Device Information (please complete the following information):
Most of iOS phones with iOS version 16.0 above

[thisisabhash]

Thank you for posting this. Our team will take a look and respond with updates.

[PrinceDev920]

Hi, just checking if anyone had a chance to look at this issue. Happy to provide more details if needed.

[harsh62]

@PrinceDev920 You shouldn't be using this repo.. Please migrate to using Amplify Swift. Let me know if you need any help with Amplify Swift.

If this used to work before:

• We have not made changes to the Auth logic for years, so I would first start with looking into if you made any changes in your codebase? Or made any other updates to the dependency.
• Did you update any Cognito related configuraiton, i.e. may be changed the Refresh Token validity period, or anything similar.

If you just started using the SDK:

• The SDK is not receiving any updates and there could be that latest Cognito features are no longer working in the SDK.

Also refer the Migration Guide.

[PrinceDev920]

We had increased Cognito Refresh token validity but its was increased instead of decreasing the validity period. Also it was done quite long back.

Secondly not everyone is facing this issue its happening randomly.

As @harsh62 suggest to use Amplify, Does Amplify underneath uses AWSCognitoIdentityProvider?

I suspect since AWSCognitoIdentityProvider uses keychain and can it be possible under certain circumstances keychain is not accessible then this issue is happening?

[harsh62]

@PrinceDev920 AWSCognitoIdentityProvideris not something that is used in Amplify.
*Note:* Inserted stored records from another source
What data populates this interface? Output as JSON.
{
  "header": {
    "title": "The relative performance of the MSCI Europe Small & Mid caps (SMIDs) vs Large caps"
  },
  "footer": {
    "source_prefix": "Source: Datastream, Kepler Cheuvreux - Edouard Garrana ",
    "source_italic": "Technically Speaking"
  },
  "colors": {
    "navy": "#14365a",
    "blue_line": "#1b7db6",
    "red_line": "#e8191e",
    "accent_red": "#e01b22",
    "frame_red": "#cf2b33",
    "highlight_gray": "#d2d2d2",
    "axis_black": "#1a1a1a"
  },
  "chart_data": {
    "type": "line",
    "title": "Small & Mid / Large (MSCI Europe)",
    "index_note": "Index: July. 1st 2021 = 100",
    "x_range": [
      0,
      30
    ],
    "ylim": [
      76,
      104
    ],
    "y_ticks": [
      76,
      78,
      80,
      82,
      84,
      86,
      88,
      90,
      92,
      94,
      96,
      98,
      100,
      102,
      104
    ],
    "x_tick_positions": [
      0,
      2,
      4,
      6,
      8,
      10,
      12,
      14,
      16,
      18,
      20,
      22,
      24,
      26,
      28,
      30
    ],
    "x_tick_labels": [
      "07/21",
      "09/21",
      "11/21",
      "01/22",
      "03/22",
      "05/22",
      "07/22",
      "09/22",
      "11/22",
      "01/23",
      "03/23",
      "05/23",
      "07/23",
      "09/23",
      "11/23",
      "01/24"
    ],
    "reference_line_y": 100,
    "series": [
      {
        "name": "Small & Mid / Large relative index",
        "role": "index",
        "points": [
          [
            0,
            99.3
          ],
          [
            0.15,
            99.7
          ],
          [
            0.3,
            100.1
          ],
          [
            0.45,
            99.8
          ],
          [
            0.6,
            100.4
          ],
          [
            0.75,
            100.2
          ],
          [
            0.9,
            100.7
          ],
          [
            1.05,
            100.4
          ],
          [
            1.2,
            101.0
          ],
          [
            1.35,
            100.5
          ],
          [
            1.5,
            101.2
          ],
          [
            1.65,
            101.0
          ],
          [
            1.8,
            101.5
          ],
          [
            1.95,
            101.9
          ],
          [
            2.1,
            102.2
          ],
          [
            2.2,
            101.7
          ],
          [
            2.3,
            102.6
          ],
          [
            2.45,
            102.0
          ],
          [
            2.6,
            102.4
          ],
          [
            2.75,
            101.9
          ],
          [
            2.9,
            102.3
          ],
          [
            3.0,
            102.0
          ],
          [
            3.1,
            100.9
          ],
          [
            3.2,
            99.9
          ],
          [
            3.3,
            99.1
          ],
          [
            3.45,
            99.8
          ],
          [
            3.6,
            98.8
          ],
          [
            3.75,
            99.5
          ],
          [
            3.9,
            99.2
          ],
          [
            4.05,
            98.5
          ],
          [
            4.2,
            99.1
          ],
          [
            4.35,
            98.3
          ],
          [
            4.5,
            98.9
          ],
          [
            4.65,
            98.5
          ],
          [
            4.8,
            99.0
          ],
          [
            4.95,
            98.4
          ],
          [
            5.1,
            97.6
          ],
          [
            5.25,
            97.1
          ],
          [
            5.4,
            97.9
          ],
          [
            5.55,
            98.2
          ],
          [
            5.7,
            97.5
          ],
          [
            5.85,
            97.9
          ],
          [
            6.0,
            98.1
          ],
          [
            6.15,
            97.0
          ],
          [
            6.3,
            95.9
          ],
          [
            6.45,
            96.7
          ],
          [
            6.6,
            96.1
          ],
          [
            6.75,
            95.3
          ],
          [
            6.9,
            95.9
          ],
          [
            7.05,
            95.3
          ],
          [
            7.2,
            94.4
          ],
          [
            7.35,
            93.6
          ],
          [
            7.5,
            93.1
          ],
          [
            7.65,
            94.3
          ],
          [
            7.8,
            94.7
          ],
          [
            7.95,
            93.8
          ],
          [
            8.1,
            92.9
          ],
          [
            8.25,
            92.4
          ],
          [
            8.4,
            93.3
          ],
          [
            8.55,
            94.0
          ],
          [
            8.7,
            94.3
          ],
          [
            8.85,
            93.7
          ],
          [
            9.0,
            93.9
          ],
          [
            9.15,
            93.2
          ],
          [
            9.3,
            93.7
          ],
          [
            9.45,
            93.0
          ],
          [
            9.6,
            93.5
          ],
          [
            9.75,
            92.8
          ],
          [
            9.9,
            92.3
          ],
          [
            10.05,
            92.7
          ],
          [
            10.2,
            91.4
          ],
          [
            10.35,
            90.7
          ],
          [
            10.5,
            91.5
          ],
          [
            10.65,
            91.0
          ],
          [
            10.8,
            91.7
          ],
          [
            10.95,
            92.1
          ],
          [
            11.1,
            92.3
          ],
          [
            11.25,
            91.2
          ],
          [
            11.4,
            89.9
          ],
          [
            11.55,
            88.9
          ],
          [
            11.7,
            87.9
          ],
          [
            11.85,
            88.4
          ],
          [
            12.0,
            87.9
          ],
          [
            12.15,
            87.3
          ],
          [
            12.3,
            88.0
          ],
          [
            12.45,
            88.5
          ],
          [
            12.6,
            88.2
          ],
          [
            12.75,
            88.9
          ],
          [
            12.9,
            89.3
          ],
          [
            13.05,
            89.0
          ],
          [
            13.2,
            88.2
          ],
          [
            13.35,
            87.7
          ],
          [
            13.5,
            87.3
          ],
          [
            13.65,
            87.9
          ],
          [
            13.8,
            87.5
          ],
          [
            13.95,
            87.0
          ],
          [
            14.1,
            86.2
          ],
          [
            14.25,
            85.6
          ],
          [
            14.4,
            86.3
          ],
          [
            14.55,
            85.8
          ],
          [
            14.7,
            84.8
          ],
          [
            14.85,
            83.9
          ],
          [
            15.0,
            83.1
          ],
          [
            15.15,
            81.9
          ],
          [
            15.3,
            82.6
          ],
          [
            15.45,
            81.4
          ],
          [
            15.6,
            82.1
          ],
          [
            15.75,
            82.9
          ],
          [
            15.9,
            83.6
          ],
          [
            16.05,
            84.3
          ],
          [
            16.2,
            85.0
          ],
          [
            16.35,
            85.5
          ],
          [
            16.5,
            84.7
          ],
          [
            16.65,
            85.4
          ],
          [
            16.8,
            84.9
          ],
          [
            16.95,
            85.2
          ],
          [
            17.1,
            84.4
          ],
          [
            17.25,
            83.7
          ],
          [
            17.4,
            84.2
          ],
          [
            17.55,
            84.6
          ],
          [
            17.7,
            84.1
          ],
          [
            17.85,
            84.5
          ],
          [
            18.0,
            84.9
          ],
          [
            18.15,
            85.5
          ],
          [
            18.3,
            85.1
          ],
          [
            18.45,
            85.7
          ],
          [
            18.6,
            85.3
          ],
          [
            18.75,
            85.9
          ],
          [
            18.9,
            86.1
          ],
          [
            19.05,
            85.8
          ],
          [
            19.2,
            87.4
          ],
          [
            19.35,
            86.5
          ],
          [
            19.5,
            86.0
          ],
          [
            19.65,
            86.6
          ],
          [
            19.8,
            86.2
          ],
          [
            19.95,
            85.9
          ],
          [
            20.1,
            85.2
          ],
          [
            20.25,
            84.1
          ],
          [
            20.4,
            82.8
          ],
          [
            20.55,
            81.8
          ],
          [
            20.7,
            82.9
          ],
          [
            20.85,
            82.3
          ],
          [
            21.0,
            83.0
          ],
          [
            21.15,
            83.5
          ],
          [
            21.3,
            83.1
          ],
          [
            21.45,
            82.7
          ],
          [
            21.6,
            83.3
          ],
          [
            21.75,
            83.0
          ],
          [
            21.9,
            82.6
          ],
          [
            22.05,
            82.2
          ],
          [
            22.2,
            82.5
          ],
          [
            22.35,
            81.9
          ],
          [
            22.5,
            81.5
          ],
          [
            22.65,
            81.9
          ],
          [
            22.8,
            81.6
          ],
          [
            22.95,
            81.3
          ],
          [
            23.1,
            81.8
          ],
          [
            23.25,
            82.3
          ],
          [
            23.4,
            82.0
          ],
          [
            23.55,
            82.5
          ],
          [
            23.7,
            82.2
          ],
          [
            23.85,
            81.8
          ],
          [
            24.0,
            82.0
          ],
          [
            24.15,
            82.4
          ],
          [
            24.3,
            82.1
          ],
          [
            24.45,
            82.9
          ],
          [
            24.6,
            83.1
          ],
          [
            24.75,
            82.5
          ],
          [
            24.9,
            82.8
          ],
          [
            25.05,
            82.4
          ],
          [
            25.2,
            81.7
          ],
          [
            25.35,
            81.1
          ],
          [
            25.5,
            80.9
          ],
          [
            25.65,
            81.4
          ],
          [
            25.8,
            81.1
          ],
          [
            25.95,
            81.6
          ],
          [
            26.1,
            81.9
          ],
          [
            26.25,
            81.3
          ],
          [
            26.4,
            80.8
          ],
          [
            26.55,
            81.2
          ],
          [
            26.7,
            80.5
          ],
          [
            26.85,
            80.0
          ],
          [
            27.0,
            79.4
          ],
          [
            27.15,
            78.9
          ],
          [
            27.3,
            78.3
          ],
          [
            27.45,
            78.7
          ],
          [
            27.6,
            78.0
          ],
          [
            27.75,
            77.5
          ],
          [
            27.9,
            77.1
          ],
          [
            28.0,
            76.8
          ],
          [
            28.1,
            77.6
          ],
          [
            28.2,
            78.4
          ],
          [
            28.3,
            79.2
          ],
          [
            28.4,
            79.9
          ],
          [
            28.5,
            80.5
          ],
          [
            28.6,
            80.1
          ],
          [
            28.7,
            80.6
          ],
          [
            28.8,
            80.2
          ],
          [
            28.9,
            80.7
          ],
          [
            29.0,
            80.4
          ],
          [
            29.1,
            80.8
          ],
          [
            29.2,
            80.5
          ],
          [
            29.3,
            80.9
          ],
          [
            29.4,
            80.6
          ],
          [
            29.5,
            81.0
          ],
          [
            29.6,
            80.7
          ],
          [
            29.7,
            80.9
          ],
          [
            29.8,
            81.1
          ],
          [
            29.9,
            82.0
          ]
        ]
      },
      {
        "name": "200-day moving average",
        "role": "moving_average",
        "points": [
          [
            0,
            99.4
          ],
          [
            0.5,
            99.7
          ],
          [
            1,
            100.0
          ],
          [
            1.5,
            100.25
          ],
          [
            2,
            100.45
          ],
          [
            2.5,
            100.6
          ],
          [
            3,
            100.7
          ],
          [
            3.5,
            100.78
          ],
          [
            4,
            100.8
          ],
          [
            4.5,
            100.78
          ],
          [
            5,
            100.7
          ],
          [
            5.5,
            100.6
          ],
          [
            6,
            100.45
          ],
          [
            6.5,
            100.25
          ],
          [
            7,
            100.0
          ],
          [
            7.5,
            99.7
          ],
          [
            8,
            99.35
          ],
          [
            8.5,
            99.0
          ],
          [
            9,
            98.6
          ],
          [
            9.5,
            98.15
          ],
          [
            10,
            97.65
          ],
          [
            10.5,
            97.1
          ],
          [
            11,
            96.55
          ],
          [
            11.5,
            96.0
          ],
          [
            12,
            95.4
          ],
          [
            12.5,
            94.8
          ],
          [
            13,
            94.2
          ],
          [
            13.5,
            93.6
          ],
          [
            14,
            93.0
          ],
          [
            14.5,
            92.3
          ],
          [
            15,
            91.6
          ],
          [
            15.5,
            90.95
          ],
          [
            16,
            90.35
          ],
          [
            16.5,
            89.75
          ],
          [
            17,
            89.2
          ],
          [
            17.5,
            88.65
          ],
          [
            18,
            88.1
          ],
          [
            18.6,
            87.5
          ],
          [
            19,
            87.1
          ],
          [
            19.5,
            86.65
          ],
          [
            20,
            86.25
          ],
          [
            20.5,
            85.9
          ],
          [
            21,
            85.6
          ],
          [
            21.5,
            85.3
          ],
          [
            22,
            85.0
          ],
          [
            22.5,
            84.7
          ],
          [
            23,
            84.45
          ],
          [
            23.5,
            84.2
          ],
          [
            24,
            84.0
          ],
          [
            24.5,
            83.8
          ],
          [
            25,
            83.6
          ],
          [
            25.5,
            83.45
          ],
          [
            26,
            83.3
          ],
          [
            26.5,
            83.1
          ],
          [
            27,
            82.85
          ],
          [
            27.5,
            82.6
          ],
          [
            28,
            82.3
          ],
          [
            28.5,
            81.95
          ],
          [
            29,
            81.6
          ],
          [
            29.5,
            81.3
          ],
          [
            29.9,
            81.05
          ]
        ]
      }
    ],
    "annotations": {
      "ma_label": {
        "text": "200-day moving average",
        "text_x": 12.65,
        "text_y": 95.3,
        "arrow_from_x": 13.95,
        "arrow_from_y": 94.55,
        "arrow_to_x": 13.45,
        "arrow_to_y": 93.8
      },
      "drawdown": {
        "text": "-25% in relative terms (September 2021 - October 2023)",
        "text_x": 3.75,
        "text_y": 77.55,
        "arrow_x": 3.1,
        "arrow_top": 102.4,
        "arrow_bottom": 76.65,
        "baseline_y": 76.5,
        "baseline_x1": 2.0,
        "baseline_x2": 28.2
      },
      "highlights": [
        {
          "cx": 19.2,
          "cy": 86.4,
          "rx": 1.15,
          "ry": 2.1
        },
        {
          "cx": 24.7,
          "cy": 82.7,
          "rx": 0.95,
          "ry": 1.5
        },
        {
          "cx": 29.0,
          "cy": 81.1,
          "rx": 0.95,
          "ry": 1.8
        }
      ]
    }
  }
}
We definitely use keychain in both Amplify and AWS SDK for iOS, and if it would have been a keychain related error, you wouldn't have been able to perform any operations.

The other thing to keep in mind is that did you recently enabled the Refresh token rotation feature of Cognito, which could trigger failures because now a new refresh token would be issued which is not something that is supported in AWS SDK for iOS.

If recently you have not made any changes to your AWS implementation on the iOS app, it would almost certainly be that something changed in Cognito or something that is managing Cognito.